Le coup de pistolet que j’avais entendu avait été tiré sur elle : elle avait la gorge traversée de part en part, et outre sa double blessure qui coulait à flots, elle vomissait le sang par la bouche.

Elle était tout à fait morte.

J’enjambai par-dessus son corps, et je passai.

La chambre offrait l’aspect du plus affreux désordre. Deux ou trois meubles étaient renversés ; les draps, auxquels le malheureux bijoutier s’était cramponné, traînaient par la chambre : lui-même était couché à terre, la tête appuyée contre le mur, nageant dans une mare de sang qui s’échappait de trois larges blessures reçues dans la poitrine.

Dans la quatrième était resté un long couteau de cuisine, dont on ne voyait que le manche.

Je marchai sur le second pistolet qui n’était point parti, la poudre étant probablement mouillée.

Je m’approchai du bijoutier ; il n’était pas mort effectivement : au bruit que je fis, à l’ébranlement du plancher surtout, il rouvrit des yeux hagards, parvint à les fixer un instant sur moi, remua les lèvres comme s’il voulait parler, et expira.

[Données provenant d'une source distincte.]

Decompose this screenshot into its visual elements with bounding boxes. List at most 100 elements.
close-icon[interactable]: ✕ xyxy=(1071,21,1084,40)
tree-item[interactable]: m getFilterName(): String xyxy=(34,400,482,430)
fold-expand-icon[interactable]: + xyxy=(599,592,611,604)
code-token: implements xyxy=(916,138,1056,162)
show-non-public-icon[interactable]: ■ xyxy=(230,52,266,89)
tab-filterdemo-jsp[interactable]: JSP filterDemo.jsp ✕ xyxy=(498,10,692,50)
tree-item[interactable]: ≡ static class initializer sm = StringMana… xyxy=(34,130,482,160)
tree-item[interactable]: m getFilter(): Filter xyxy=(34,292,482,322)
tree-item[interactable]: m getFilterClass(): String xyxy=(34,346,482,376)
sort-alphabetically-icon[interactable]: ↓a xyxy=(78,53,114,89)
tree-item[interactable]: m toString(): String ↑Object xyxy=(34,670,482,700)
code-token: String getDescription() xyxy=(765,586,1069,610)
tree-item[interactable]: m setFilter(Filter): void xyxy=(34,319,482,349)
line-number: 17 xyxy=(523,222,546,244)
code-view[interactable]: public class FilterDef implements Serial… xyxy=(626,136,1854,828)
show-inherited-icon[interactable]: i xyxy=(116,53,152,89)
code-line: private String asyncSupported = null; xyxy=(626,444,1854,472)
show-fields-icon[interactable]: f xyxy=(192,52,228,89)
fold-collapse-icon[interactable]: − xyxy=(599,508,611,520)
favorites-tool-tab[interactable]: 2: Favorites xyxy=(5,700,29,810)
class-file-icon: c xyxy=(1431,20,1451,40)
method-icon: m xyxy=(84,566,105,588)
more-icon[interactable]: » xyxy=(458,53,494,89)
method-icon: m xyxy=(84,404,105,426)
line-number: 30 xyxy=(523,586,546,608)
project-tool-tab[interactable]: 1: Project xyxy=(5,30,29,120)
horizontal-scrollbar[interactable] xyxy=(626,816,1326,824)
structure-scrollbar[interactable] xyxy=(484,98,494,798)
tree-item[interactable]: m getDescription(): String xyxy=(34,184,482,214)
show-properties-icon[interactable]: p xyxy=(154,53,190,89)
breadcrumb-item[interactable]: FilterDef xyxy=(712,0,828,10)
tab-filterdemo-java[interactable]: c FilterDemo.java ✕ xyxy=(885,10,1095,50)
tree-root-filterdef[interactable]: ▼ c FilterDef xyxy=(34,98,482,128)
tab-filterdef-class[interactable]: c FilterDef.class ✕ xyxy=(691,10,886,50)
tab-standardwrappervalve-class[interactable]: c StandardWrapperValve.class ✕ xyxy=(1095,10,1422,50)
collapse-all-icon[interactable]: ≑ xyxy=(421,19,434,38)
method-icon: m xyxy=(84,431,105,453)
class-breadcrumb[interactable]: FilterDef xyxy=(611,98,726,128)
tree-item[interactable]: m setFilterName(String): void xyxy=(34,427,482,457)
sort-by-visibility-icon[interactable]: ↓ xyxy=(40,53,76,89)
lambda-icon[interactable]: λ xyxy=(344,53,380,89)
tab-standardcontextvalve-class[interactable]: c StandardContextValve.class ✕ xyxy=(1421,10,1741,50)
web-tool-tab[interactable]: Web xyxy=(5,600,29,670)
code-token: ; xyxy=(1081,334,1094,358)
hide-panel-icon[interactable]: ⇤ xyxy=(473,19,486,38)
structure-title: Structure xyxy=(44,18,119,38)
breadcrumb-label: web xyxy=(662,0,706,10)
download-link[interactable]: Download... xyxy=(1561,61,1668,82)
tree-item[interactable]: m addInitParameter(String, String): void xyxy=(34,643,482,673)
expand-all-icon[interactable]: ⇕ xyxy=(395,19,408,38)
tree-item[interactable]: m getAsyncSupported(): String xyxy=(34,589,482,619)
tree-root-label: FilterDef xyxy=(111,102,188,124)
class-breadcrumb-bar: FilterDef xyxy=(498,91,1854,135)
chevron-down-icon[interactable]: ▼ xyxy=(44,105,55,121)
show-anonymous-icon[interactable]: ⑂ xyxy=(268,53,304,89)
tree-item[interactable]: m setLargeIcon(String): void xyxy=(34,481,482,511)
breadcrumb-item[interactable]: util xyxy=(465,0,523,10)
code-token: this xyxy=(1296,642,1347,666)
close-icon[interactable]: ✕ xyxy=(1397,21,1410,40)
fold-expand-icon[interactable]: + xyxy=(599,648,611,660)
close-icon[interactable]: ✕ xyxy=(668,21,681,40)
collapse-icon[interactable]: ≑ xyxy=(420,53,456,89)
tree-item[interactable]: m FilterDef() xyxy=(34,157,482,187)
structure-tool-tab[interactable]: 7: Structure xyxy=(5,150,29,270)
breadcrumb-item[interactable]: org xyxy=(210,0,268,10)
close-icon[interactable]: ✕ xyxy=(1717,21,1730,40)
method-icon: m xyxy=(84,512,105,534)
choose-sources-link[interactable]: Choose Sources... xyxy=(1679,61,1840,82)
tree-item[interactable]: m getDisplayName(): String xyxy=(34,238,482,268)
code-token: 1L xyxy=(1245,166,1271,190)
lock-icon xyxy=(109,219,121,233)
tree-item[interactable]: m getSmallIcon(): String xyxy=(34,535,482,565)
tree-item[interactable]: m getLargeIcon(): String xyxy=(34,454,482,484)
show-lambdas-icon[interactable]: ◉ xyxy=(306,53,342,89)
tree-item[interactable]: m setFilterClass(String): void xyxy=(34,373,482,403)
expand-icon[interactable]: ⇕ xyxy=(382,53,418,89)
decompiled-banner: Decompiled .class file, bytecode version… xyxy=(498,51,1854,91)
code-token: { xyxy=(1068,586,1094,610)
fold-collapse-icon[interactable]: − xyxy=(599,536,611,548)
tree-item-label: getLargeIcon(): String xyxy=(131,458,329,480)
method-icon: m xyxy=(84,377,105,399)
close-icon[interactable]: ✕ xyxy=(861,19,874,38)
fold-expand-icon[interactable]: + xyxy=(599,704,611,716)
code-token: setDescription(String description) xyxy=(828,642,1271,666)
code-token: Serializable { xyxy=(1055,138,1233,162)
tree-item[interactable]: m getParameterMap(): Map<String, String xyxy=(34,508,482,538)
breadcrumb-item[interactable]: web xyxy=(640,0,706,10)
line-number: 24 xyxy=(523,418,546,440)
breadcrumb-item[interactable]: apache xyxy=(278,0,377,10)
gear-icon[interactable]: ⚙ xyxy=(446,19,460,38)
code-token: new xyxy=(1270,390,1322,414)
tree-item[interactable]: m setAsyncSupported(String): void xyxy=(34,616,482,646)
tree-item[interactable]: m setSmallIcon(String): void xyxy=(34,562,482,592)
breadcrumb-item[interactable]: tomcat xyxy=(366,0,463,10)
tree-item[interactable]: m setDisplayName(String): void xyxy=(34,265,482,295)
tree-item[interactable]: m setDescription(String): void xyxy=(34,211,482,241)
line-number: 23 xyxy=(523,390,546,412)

Cet affreux spectacle m’avait rendu presque insensé ; du moment où je ne pouvais plus porter de secours à personne je n’éprouvais plus qu’un besoin, celui de fuir. Je me précipitai dans l’escalier, en enfonçant mes mains dans mes cheveux et en poussant un rugissement de terreur.

Dans la salle inférieure, il y avait cinq ou six douaniers et deux ou trois gendarmes, toute une troupe armée.